Matt’s starting point in our conversations was his feeling of being inadequate when it came to this most important work. So, he began pondering and praying.

Last night I asked him, “What’s next?” He told me that he had sent a series of questions to relatives on both sides of his family. Matt is collecting stories of faith; like how they found hope within difficult times in their lives. Matt is collecting the, “Family Stories,” in a notebook so he can turn to them when his children, and he himself, are struggling with life situations or asking difficult questions.

I hope he will share some of these stories with me. It often is a good story that gets me through the day.

OK, Matt just sent me a couple of stories. Let me share a portion of one with you that has already blessed me and could help all of us to courageously and lovingly face the next losses of our lives, and help us to teach our children. This one, from Matt’s mother-in-law is used by permission.

Now, I’d like to share about my dad’s awesome last days with us. He became more prayerful those weeks, after he was diagnosed with cancer…. He was not one say “I love you” to us, but in his last weeks everyone in his life got to hear his weak voice say “I love you”. In fact, his last 2 days with us he kept whispering “I love you” almost every moment he was awake. That was a great last gift from God.

In my growing up years, I sometimes wondered if mom and dad loved each other. They rarely showed affection in front of us kids. But in those last weeks, their marriage became quite beautiful. Before he died, we noticed him become so over-filled with joy. A couple times his eyes opened wide as if he was seeing something amazing and he simply exclaimed “ohhhh”. He seemed overcome with emotion as he said “ohhhh” again. Then with a voice filled with awe he said, “The dance, so beautiful!”
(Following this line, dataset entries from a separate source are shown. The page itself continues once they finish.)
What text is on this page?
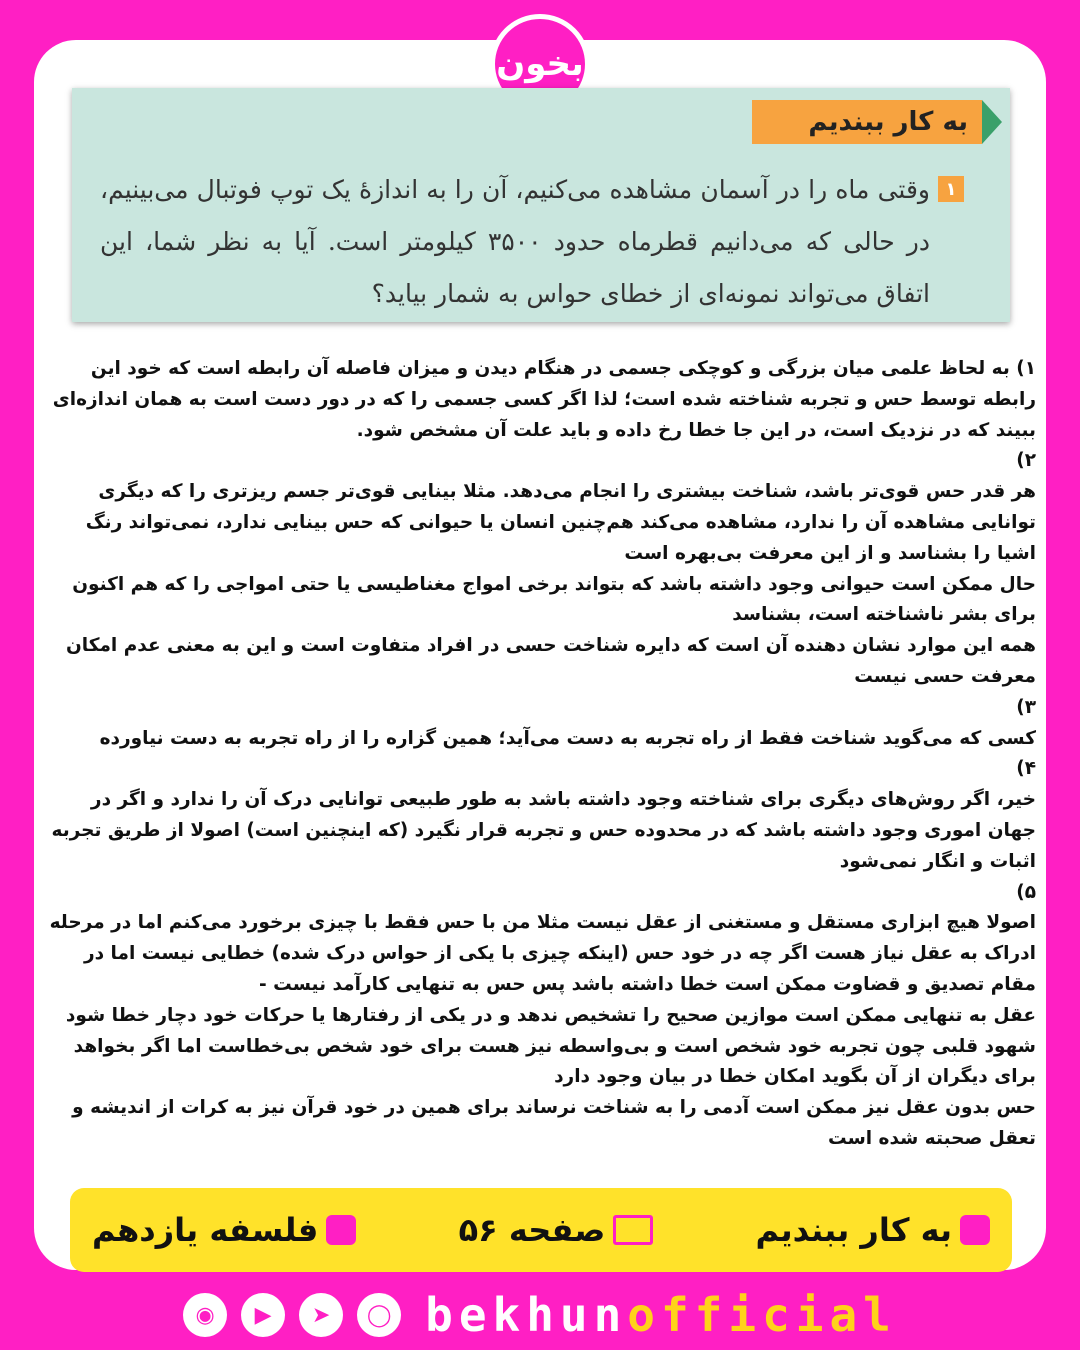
بخون
به کار ببندیم
۱
وقتی ماه را در آسمان مشاهده می‌کنیم، آن را به اندازهٔ یک توپ فوتبال می‌بینیم، در حالی که می‌دانیم قطرماه حدود ۳۵۰۰ کیلومتر است. آیا به نظر شما، این اتفاق می‌تواند نمونه‌ای از خطای حواس به شمار بیاید؟

۱) به لحاظ علمی میان بزرگی و کوچکی جسمی در هنگام دیدن و میزان فاصله آن رابطه است که خود این رابطه توسط حس و تجربه شناخته شده است؛ لذا اگر کسی جسمی را که در دور دست است به همان اندازه‌ای ببیند که در نزدیک است، در این جا خطا رخ داده و باید علت آن مشخص شود.

۲)

هر قدر حس قوی‌تر باشد، شناخت بیشتری را انجام می‌دهد. مثلا بینایی قوی‌تر جسم ریزتری را که دیگری توانایی مشاهده آن را ندارد، مشاهده می‌کند هم‌چنین انسان یا حیوانی که حس بینایی ندارد، نمی‌تواند رنگ اشیا را بشناسد و از این معرفت بی‌بهره است

حال ممکن است حیوانی وجود داشته باشد که بتواند برخی امواج مغناطیسی یا حتی امواجی را که هم اکنون برای بشر ناشناخته است، بشناسد

همه این موارد نشان دهنده آن است که دایره شناخت حسی در افراد متفاوت است و این به معنی عدم امکان معرفت حسی نیست

۳)

کسی که می‌گوید شناخت فقط از راه تجربه به دست می‌آید؛ همین گزاره را از راه تجربه به دست نیاورده

۴)

خیر، اگر روش‌های دیگری برای شناخته وجود داشته باشد به طور طبیعی توانایی درک آن را ندارد و اگر در جهان اموری وجود داشته باشد که در محدوده حس و تجربه قرار نگیرد (که اینچنین است) اصولا از طریق تجربه اثبات و انگار نمی‌شود

۵)

اصولا هیچ ابزاری مستقل و مستغنی از عقل نیست مثلا من با حس فقط با چیزی برخورد می‌کنم اما در مرحله ادراک به عقل نیاز هست اگر چه در خود حس (اینکه چیزی با یکی از حواس درک شده) خطایی نیست اما در مقام تصدیق و قضاوت ممکن است خطا داشته باشد پس حس به تنهایی کارآمد نیست -

عقل به تنهایی ممکن است موازین صحیح را تشخیص ندهد و در یکی از رفتارها یا حرکات خود دچار خطا شود شهود قلبی چون تجربه خود شخص است و بی‌واسطه نیز هست برای خود شخص بی‌خطاست اما اگر بخواهد برای دیگران از آن بگوید امکان خطا در بیان وجود دارد

حس بدون عقل نیز ممکن است آدمی را به شناخت نرساند برای همین در خود قرآن نیز به کرات از اندیشه و تعقل صحبته شده است

به کار ببندیم
صفحه ۵۶
فلسفه یازدهم
◉	▶	➤	◯ bekhun official
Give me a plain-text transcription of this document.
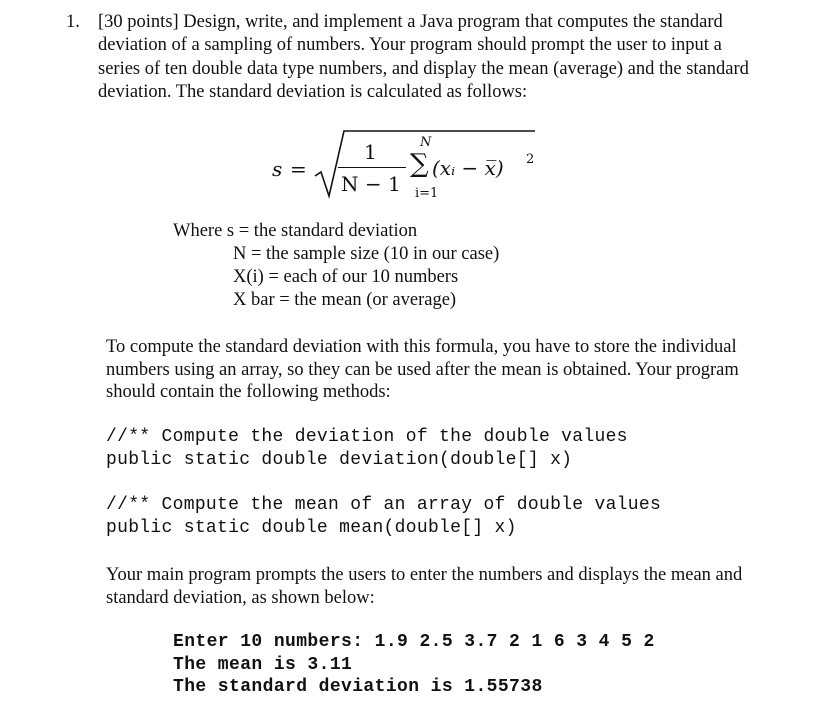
1. [30 points] Design, write, and implement a Java program that computes the standard
deviation of a sampling of numbers. Your program should prompt the user to input a
series of ten double data type numbers, and display the mean (average) and the standard
deviation. The standard deviation is calculated as follows:
s =
1
N − 1
N
∑
i=1
(xᵢ − x̅) 2
Where s = the standard deviation
N = the sample size (10 in our case)
X(i) = each of our 10 numbers
X bar = the mean (or average)
To compute the standard deviation with this formula, you have to store the individual
numbers using an array, so they can be used after the mean is obtained. Your program
should contain the following methods:
//** Compute the deviation of the double values
public static double deviation(double[] x)
//** Compute the mean of an array of double values
public static double mean(double[] x)
Your main program prompts the users to enter the numbers and displays the mean and
standard deviation, as shown below:
Enter 10 numbers: 1.9 2.5 3.7 2 1 6 3 4 5 2
The mean is 3.11
The standard deviation is 1.55738
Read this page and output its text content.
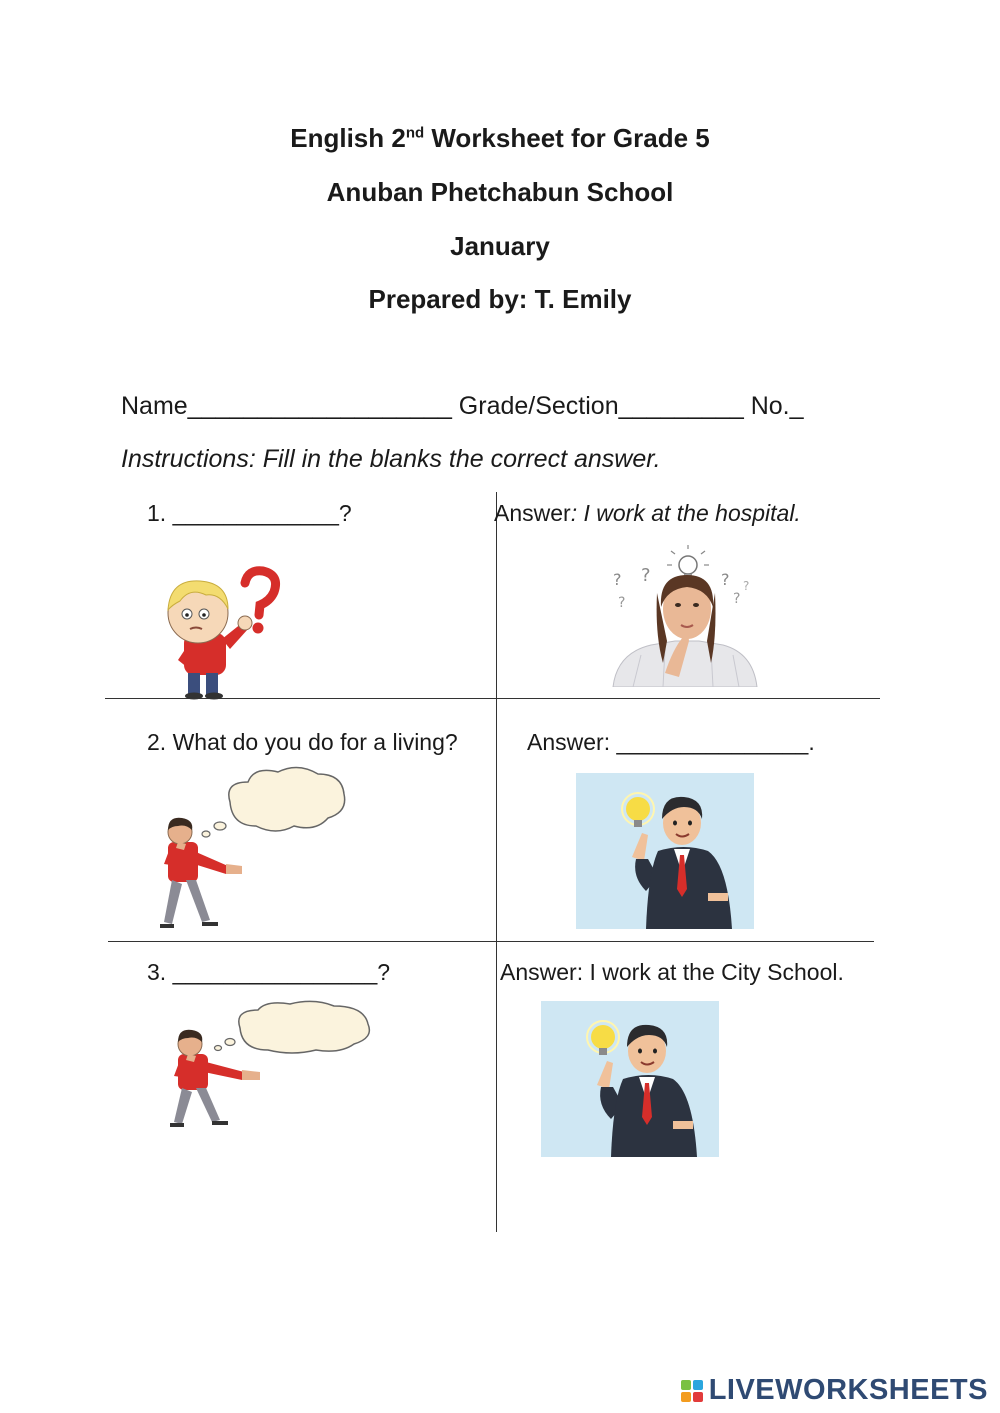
English 2nd Worksheet for Grade 5
Anuban Phetchabun School
January
Prepared by: T. Emily
Name___________________ Grade/Section_________ No._
Instructions: Fill in the blanks the correct answer.
1. _____________?	Answer: I work at the hospital.
? ?
?
?
?
?
2. What do you do for a living?	Answer: _______________.
3. ________________?	Answer: I work at the City School.
LIVEWORKSHEETS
We asked him what he saw, but he weakly said we, “wouldn’t understand”.

Around 3 AM, I looked for some soft music on the radio but had no luck. Soon he became unusually alert and I asked if he would like me to wake mom and he said, “I’d like that”. I woke my dear white-haired mom. There she was in her worn nightgown, well-worn hair net, and sleepy eyes as she sat next to dad’s head. Dad turned to her and said, “you are beautiful, soooooooo beautiful!” Mom just melted…. We put on an old Ann Murray cassette tape of love songs as they just sat and stared into the other’s eyes.

My dad’s name is Gene and the song “Cheer Up Sleepy Jean” played. He laughed. Later, as I watched from the foot of the bed, the last song played, ‘Could I Have this Dance for the Rest of My Life.’ How blessed to witness mom cradle dad’s head in her hands with her cheek against his, as they danced their last dance together! Dad then fell asleep most content and never woke again.

Dad’s last words on earth were to his wife, “You are beautiful, so beautiful!”. I wonder if during those last days dad was given the grace to see mom with the overflowing love that God saw her. And to love each of his children and grandchildren the way God loves each of us.

When we see the world from God’s point of view, It is all about love. Just Love.

How about for you? What’s next for you as you seek to love your children towards faith, hope and love? Maybe they need to learn from you how to pass through valleys of shadows knowing all about Just Love.